The Liverpool View: When public service broadcasting becomes public sector broadcasting

Peter Goddard is a Senior Lecturer in Media and Communication in the University of Liverpool’s Department of Communication and Media

Perhaps it was a slip of the tongue, but something Baroness Neville-Rolfe said last week may have far-reaching repercussions for the future of British broadcasting.

The House of Lords was discussing the future of Channel 4, following up remarks made by David Cameron in the Commons suggesting that the Channel’s future might be best secured through privatisation. The tone was a concerned one. Their Lordships praised Channel 4 for its Paralympics coverage and for Channel 4 News, suggesting that a privatised channel would struggle to sustain programming of this sort. ‘If it ain’t broke, don’t fix it’, said Lord Chris Holmes, a Conservative peer and former Olympian. Baroness Olly Grender, a Liberal-Democrat, went further, accusing the government of placing Channel 4 ‘under threat of what looks like the equivalent of a one-off car-boot sale’.

Public sector broadcasting

Replying for the government was Lucy Neville-Rolfe, probably the only member of the House with blue hair. She reassured her questioners that the process for considering Channel 4’s future was an ‘objective’ one, that it was not ‘under threat’, and that the Channel’s unique remit to deliver innovative content with diverse appeal would be protected. But then she said it: The options that the government are examining represent ‘an important part of decisions on public sector broadcasting’.

For more than 90 years, the concept of public service broadcasting has been at the heart of the British broadcasting model. Broadcasters were tasked with offering their audiences ‘the best of everything’ – programmes whose goal was collective public benefit in the broadest sense – rather than simply courting popularity or revenue. Nowadays, the British public service broadcasters have lost their exclusivity and take their place in a broader multi-channel market. But they continue to occupy the top five slots in electronic programme guides and to set the standards for what has become one of the world’s most successful broadcasting systems, whether measured in audience satisfaction or in export revenues.

”Privatisation would raise money for the Treasury, while removing a public benefit organisation from public ownership and repositioning it to generate profit for private shareholders, with a likely focus on short-term profit at the expense of longstanding public service commitments”

Despite this, and regardless of Lady Neville-Rolfe’s assurances, British public service broadcasting is operating in an atmosphere of heightened threat levels. Channel 4 faces the possibility of a sell-off, apparently for ideological reasons – a move threatened by Margaret Thatcher’s Conservatives and successfully resisted in 1990. Privatisation would raise money for the Treasury, while removing a public benefit organisation from public ownership and repositioning it to generate profit for private shareholders – shareholders who, its Chief Executive warns, would be likely to focus on short-term profit at the expense of longstanding public service commitments.

An even greater threat may come from the BBC’s current Charter Review process.
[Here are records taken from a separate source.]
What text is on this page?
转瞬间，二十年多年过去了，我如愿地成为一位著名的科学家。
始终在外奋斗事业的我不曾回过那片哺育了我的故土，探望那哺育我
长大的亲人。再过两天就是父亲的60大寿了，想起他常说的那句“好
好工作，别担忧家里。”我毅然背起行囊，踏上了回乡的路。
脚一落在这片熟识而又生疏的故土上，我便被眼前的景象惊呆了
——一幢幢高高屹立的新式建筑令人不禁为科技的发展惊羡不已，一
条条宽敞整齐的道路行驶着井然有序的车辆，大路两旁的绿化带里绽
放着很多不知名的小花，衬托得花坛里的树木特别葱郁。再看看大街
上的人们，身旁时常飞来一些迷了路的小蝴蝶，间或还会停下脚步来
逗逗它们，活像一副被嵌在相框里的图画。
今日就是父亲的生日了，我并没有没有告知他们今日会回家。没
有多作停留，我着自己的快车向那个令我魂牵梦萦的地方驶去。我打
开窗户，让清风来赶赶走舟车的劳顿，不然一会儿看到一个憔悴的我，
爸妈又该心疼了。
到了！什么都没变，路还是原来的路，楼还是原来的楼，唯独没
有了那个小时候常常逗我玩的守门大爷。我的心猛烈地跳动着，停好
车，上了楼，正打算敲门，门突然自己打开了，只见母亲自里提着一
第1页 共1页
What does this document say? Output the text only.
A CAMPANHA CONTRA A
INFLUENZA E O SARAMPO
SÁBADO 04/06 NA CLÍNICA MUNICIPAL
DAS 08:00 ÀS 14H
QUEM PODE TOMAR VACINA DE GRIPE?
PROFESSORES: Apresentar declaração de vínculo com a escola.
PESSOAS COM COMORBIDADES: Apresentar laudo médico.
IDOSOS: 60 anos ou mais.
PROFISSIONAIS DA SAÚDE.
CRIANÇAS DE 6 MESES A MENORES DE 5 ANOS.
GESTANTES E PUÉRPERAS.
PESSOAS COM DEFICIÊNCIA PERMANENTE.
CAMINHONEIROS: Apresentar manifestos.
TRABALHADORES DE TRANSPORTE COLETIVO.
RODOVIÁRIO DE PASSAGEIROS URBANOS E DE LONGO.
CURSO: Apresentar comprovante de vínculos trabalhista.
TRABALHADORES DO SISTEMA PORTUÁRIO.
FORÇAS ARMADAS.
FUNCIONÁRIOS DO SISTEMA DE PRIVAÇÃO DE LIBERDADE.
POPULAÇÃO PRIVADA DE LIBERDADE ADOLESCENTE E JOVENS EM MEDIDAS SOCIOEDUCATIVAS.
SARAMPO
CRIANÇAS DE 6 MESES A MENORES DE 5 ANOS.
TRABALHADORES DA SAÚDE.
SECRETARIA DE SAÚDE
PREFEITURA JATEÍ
On the face of it, the recent Green Paper consultation about the future of the BBC seemed even-handed enough. But David Cameron’s governments have plenty of form in their dealings with the Corporation – the 2010 licence fee freeze, Cameron’s off-the-record election-time threat to ‘close down’ the BBC, and the sudden ‘agreement’ in July that the BBC must fund television licences for over-75s are three of the most obvious examples. So it is not surprising that supporters of public service broadcasting are suspicious of government motives.

Terminology matters

Back then to Lady Neville-Rolfe’s words. Public service broadcasting is a phrase that embodies its own value – it is hard not to think of broadcasting that seeks to serve the public as a social positive, and this makes it difficult for its many ideological and commercial opponents to argue against it. Terminology matters. But Lady Neville-Rolfe spoke of public sector broadcasting. It sounds almost the same, but this is a term that simply refers to a funding model for broadcasting. It makes no claim to benefit anybody, and so – by implication – nothing would be lost if a different funding model were to be adopted instead. If public service broadcasting’s opponents can change the terminology, they may be able to affect the psychology of the debate itself. It will be fascinating to see whether ‘public sector broadcasting’ is a term that government spokespeople begin to adopt more widely. If they do, it suggests that worrying times are ahead for the BBC and Channel 4.

Strangely, there is an interesting precedent for this sort of terminological sleight-of-hand in the creation of ITV in 1954. Amid substantial opposition from supporters of the BBC’s monopoly, Churchill’s government introduced a Television Act which sought to establish ‘commercial television’ – a concept with obvious negative connotations in comparison with the publicly-funded BBC. But, following an inspired amendment, the Act as passed introduced ‘independent television’ – a notion which offered a much more positive appeal, as well as evidence that terminology matters in broadcasting policy debates.